Yes, please if you can, please provide some comments about the script procedures. This script is amazing Thanks.

RudiC · June 14, 2015, 2:21pm

Why don't you use - in lieu of FILENAME".new" , which will change with every input file - ONE constant file name which then would collect all output. Or just print to stdout and redirect that into your result file of choice?

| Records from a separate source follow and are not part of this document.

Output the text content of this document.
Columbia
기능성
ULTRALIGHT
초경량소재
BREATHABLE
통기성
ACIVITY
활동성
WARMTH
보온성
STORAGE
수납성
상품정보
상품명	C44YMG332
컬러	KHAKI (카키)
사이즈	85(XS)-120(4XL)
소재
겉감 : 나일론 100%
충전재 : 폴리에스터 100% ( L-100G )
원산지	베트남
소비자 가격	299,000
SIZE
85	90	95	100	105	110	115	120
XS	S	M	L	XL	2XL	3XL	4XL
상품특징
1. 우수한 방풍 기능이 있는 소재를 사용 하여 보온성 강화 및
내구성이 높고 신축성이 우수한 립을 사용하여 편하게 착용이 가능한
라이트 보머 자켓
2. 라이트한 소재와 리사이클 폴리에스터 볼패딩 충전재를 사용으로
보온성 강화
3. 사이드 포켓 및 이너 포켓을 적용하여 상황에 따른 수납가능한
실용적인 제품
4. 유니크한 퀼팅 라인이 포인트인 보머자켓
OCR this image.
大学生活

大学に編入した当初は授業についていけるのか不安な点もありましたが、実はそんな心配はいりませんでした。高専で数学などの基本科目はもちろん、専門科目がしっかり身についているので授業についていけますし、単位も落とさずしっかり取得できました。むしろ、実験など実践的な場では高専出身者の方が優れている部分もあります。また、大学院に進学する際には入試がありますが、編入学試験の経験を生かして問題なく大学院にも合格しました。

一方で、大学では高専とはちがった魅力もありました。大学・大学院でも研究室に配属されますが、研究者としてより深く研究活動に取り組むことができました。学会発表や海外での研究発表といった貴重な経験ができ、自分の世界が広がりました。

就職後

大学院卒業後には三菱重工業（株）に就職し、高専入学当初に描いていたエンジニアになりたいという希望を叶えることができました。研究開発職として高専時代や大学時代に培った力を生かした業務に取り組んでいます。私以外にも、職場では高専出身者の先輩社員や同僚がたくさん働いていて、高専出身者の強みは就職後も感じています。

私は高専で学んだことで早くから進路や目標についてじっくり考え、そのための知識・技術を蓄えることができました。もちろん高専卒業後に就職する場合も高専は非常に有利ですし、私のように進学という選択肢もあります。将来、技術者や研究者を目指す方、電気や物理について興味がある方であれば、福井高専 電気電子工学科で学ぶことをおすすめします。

---------- Post updated at 20:21 ---------- Previous update was at 19:47 ----------

Commented version of script:

awk '
FNR==1          {delete CHGARR                                          # 1. line in file: read in next change file; start with clean CHGARR
                 swath=FILENAME                                         # get sequence number from filename
                 sub (/^.*_/,  "", swath)
                 sub (/\..*$/, "", swath)
                 while (1 == getline LINE < (swath"offb1-Sx.sps"))      # read single line from .sps file,   
                        {split (LINE, TMP)                              # split into TMP array, and
                         CHGARR[TMP[5]]=TMP[1]                          # assign to CHGARR for later comparison
                        }
                }

                {IX = (int($4) int($5))}                                # create index value from 4th and 5th field

IX in CHGARR    {sub ($4, sprintf("%8.2f",  substr(CHGARR[IX], 2, 5)))  # if IX found in CHGARR, replace $4 and $5
                 sub ($5, sprintf("%8.2f3", substr(CHGARR[IX], 7, 5)))  # with resp. substr from CHGARR, FMT: 99999.99    
                }                                                       # add "3" to $5

                {print $0 > FILENAME".new"}                             # print to input filename extended by "new"
                                                                        # could be stdout!
' $(eval echo spread_{$fsw..$lsw}.x01)                                  # generate sequence of file names

jiam912 · June 14, 2015, 3:43pm

Thanks a lot for the explanation. AWK is amazing and you too.

jiam912 · June 17, 2015, 9:06am

Dear RudiC,

Sorry to ask small question.

As the the off files are located in other folder, I have try to read it but I cant

I try to had this to your script.

offsetDbDir=/temp/
#------------------------------------------------------------------------------------------------------
awk '
FNR==1          {delete CHGARR 
                 swath=FILENAME
                 sub (/^.*_/,  "", swath)
                 sub (/\..*$/, "", swath)
                 while (1 == getline LINE < (find $offsetDbDir/ -type f -iname $swath"offb1-Sx.sps"))
                       {split (LINE, TMP)
                         CHGARR[TMP[5]]=TMP[1]
                        }
                }

                {IX = (int($4) int($5))}

IX in CHGARR    {sub ($4, sprintf("%8.2f",  substr(CHGARR[IX], 2, 5)))
                 sub ($5, sprintf("%8.2f3", substr(CHGARR[IX], 7, 5)))
                }

                {print $0 > FILENAME".new"}' $(eval echo spread_{$fsw..$lsw}.x01)

I got a error division by zero attempted